Using those sequences, Dr. Truong and her team are also able to measure the limits of their patients' disease physiology in ways they've never been able to before. Particularly in a cardiopulmonary disease like PH, exercise physiology can reveal underlying markers of disease that resting physiology keeps hidden.

But you can't get exercise physiology with cath. You could put a kid on a treadmill and then do an echocardiogram right afterward, but by then you're not really getting maximum exercise physiology. The heart rate drops. Pressures decrease.

With 4D MRI, Dr. Truong's team sticks an exercise bike right in the machine.

Currently, there's only one commercially available exercise bike for MRI. "And you basically have to buy a crane because it weighs about 200 lbs.," says Derek Eilers, MS, Principal Engineer of Montview Biomedical Design and frequent Children’s Colorado collaborator.

Eilers, a former bike racer who honed his chops designing fitness equipment, figured he could do better.

The first challenge, he knew, would be to build it entirely out of non-ferrous components that wouldn't interfere with the machine. The second would be to construct a design that could work for kids and adults of a wide range of heights in a narrow tube.

The design he came up with utilizes an elliptical path to maximize knee clearance. It transmits signals via Bluetooth to eliminate artifacts, and it measures resistance, power and cadence. It also weighs just 40 lbs.

The far-ranging treatment implications of 4D MRI

Meanwhile, Dr. Barker, a key player in the development of 4D MRI, is using the technology to study complex hemodynamics in vascular disease, specifically in neurovascular malformations where blood short circuits from the arterial to the venous system without traveling through capillary beds. Those can have devastating consequences for the patient, but they're also difficult to localize, impossible with conventional MRI. Dr. Barker's sequences can help map those connections — a potentially lifesaving planning tool that surgeons can use to seal them off.

"You can't do this with any other imaging technique," he says.

"We're using it in a number of studies," says pediatric endocrinologist Kristen Nadeau, MD, MS. "We want to detect early disease in youth with diabetes, but we're not going to cath or do something invasive. We've already used this to uncover some signs of vascular disease that weren't detectible by less sensitive methods."

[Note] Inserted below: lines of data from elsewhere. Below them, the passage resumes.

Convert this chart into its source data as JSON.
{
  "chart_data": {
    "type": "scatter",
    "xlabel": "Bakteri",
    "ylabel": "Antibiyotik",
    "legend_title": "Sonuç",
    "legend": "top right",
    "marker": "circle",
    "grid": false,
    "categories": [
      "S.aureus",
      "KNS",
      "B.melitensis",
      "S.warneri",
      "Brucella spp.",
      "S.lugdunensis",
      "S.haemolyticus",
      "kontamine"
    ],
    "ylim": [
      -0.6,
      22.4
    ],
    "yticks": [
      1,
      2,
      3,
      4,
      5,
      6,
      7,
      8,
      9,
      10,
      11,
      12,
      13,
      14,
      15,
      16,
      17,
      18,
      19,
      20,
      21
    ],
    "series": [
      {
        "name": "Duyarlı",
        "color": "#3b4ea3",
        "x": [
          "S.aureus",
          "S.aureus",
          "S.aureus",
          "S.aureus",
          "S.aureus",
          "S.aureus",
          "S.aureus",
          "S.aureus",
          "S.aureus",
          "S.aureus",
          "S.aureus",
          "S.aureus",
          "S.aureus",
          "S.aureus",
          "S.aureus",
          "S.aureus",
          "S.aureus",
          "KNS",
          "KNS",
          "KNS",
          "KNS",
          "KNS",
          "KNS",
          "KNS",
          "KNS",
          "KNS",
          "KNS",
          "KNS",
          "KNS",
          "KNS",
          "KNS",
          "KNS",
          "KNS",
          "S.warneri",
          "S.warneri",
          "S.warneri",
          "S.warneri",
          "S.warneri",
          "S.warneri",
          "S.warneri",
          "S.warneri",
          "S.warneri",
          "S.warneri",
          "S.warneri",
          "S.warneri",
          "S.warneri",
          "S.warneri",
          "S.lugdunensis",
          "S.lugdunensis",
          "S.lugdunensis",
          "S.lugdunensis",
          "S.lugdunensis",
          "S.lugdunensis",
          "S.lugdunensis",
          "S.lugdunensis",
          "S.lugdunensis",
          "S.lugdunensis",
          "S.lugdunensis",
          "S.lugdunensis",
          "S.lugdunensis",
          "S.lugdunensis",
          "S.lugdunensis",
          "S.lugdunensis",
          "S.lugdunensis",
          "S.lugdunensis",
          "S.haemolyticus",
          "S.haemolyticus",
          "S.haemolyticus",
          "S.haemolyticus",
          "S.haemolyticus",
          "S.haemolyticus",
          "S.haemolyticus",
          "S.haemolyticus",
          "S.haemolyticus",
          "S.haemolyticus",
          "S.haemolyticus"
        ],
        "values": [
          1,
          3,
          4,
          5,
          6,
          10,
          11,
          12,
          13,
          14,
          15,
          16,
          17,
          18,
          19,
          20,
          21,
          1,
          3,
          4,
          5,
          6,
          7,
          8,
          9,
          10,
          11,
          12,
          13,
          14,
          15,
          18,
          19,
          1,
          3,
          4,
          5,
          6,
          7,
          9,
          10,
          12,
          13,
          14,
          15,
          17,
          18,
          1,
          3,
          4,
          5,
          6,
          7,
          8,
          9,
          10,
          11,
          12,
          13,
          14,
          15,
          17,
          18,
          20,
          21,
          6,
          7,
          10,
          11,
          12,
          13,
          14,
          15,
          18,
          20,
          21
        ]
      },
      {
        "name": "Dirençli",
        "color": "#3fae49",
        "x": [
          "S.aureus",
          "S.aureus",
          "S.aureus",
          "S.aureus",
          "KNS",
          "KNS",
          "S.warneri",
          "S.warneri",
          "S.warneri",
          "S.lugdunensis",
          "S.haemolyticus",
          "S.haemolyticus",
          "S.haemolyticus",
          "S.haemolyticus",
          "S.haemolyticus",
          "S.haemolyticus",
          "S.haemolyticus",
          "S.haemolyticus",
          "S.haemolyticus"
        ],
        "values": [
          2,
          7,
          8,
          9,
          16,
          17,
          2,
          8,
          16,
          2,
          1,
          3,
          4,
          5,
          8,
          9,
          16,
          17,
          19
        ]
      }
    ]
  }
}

One such study looked at markers of stiffness and compliance in the aorta of 50 kids with type 1 diabetes and found that metformin could improve vascular stiffness over time. Given that metformin doesn't improve blood sugar control in type 1 diabetes — and thus isn't currently included in the typical treatment regimen — that finding stands to change the standard of care.

Dr. Nadeau and her group recently published that in Circulation, and they're starting to apply the technology in type 2 diabetes populations.

And on Dr. Truong's side, her team of cardiologists, radiologists, bioengineers and computer scientists is working to apply 4D MRI on a smaller scale.

Because neonates are at even higher risk for cath, the main disease tracking tool tends to be echocardiogram — the limitations of which can render its information imprecise. Reliable 4D images could change the care landscape for newborns with PH and related conditions like bronchopulmonary dysplasia. But the implications of that capability extend far beyond the heart.

"One day," says Dr. Ivy, "this is going to be ubiquitous."